The look he finally puts together for Neal is pretty cute, though, and consists mostly of short-sleeved button-down shirts with patterns ranging from ironic flamingo lawn ornaments to the kind of florals you’d see on the bathroom wallpaper at a Margaritaville restaurant. Neal puts one of those over a T-shirt, a pair of not-too-dressy pants, and with a nice sneaker. Neal ends up looking like every straight guy who works at every advertising agency in North America. It’s not a bad look.
Then Karamo takes Neal boxing because, I don’t know. What is Karamo ever even doing? Karamo keeps harping on how Neal has all of his walls up and needs to let people in his life or something because otherwise Karamo has nothing to do on set except for holding all of Jonathan’s different snapping fans. Boxing is the absolute worst choice. Boxing is sort of like veganism: Those that are going to be into it have already found it and the rest of us think that it’s dumb, dangerous, and will probably make your pee smell funny. However, they take Antoni along and he’s not wearing sleeves, so, I’m cool.
But Karamo is just an absolute waste the whole time. Right before Neal has his party to show off his new space and his new look, Karamo says, “I wish your mother could be here to see this.” Neal says, “Oh, she’s going to be here.” Karamo, of course, is shocked. “Oh, okay. Cool. Well, then I’m going to shut up and go do crunches by the craft-services tent and pretend like I don’t want to eat all the Kit Kats.”
Jonathan takes Neal to get his hair cut and his beard trimmed, and he’s really nervous about this step because he doesn’t want to look like a boring person. I actually think the best he looked was when Tan put his hair up in a bun when they were trying on clothes. Maybe he just needed some hair ties and to cut off that awful beard. Instead, Jonathan gives him the standard issue floppy haircut and a trim beard. Neal now looks like an Indian Judd Apatow.

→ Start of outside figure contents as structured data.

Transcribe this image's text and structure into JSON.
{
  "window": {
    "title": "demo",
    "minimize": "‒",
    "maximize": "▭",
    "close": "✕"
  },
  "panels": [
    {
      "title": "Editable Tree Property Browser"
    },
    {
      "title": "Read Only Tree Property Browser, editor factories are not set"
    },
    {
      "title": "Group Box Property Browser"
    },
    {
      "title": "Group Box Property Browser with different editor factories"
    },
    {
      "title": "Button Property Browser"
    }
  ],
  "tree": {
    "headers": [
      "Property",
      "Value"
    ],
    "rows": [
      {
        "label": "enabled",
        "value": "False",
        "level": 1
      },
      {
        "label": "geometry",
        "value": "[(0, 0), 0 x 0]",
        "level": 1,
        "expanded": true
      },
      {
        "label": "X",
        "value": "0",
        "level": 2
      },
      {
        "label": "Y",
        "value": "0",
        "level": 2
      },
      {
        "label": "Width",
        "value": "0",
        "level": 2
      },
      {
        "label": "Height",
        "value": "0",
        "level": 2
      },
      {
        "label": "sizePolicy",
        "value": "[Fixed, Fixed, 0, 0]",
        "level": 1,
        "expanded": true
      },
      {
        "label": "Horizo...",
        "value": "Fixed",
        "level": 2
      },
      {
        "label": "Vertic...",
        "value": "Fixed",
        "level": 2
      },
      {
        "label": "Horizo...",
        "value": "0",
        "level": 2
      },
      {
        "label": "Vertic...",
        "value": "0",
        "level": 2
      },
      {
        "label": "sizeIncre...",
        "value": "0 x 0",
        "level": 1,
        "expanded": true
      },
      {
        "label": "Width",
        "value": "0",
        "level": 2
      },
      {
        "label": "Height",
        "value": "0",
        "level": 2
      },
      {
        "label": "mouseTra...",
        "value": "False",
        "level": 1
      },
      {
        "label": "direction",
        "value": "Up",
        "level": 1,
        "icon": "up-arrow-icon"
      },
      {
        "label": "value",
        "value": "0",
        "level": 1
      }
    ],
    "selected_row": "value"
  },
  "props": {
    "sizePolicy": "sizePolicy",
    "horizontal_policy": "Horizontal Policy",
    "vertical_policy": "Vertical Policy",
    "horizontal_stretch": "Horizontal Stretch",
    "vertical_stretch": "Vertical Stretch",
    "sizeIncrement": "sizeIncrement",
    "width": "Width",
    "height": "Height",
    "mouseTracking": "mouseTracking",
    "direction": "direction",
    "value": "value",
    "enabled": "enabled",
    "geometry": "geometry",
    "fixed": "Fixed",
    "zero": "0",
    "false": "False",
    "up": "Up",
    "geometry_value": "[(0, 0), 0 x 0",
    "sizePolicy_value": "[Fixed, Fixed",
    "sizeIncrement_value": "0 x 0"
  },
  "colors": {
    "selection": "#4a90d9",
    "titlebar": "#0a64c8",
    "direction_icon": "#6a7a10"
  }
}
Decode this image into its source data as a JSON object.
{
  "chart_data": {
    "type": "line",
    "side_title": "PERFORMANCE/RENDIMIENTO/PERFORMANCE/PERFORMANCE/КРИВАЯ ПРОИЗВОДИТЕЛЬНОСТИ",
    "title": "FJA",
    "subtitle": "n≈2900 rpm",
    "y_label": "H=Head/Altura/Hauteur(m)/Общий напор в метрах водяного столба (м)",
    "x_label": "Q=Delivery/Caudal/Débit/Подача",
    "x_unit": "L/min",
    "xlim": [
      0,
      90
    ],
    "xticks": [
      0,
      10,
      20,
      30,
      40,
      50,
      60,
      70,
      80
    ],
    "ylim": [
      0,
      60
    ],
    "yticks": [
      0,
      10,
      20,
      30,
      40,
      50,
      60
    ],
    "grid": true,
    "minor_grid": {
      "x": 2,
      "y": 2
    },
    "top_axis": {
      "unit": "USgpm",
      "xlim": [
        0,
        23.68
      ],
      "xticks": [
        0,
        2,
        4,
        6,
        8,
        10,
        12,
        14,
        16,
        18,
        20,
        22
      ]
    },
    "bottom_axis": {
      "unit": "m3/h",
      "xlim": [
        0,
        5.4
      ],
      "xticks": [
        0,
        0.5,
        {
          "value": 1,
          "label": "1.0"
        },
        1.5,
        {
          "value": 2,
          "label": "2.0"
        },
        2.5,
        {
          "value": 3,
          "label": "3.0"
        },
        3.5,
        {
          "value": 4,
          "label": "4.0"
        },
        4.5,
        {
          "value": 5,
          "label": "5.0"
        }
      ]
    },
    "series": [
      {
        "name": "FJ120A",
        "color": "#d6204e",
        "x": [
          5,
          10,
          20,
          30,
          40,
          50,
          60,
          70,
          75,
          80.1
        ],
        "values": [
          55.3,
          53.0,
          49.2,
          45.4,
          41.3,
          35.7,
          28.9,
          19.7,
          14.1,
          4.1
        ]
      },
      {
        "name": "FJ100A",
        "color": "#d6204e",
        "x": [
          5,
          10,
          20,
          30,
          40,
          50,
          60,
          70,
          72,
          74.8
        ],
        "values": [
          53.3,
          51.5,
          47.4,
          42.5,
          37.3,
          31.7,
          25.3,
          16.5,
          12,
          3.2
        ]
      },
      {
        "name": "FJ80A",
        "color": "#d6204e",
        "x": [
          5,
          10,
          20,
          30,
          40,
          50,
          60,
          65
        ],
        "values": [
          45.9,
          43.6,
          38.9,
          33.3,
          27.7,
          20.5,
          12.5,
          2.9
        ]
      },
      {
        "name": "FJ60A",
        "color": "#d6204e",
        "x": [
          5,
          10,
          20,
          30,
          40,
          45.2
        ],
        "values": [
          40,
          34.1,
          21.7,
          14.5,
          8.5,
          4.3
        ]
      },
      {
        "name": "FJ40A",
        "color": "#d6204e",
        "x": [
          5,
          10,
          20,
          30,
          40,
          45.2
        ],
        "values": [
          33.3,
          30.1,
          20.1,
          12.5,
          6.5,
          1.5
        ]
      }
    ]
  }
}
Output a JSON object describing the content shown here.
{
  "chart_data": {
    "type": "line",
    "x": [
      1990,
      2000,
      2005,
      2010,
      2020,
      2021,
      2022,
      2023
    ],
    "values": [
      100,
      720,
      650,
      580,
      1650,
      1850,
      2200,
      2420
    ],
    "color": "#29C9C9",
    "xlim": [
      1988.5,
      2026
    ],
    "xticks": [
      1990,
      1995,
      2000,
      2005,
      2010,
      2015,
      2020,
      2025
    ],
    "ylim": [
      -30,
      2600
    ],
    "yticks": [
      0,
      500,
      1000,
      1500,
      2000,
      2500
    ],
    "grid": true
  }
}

After showing him how to style his hair, Jonathan also teaches him how to spray cologne using a method he learned from Kyan Douglas on the original Queer Eye: the “spray, delay, and walk away” method. This really comes back in a brilliant way later, when Neal puts his cologne on and then gives a final spin and a, “Yaaaaazzzzz, queen,” just like Jonathan would.
Speaking of Antoni, he showed Neal, a man who confesses that he knows how to cook and likes to do it, how to make a grilled cheese. Girl, I think that cheese is a bunch of clotted cow mucus sent to us by the devil and even I know how to make a grilled cheese. At least give this man some new skills or something. Then, at the party for his app launch, Antoni forces him to make grilled cheeses for everyone. Yes, it’s nice, but he’s at the party, he shouldn’t be in the kitchen toiling over a hot stove.
Bobby redesigned the house and, yawn, he made it look like the outdoor seating area at a Panera Bread or something. Whatever.
All in all, Neal is a nice, fun subject who seems to improve quite a bit for the Fab Five. But let’s be honest, that house is going to go right back to being a disaster faster than Karamo can try to teach us how to properly use hashtags.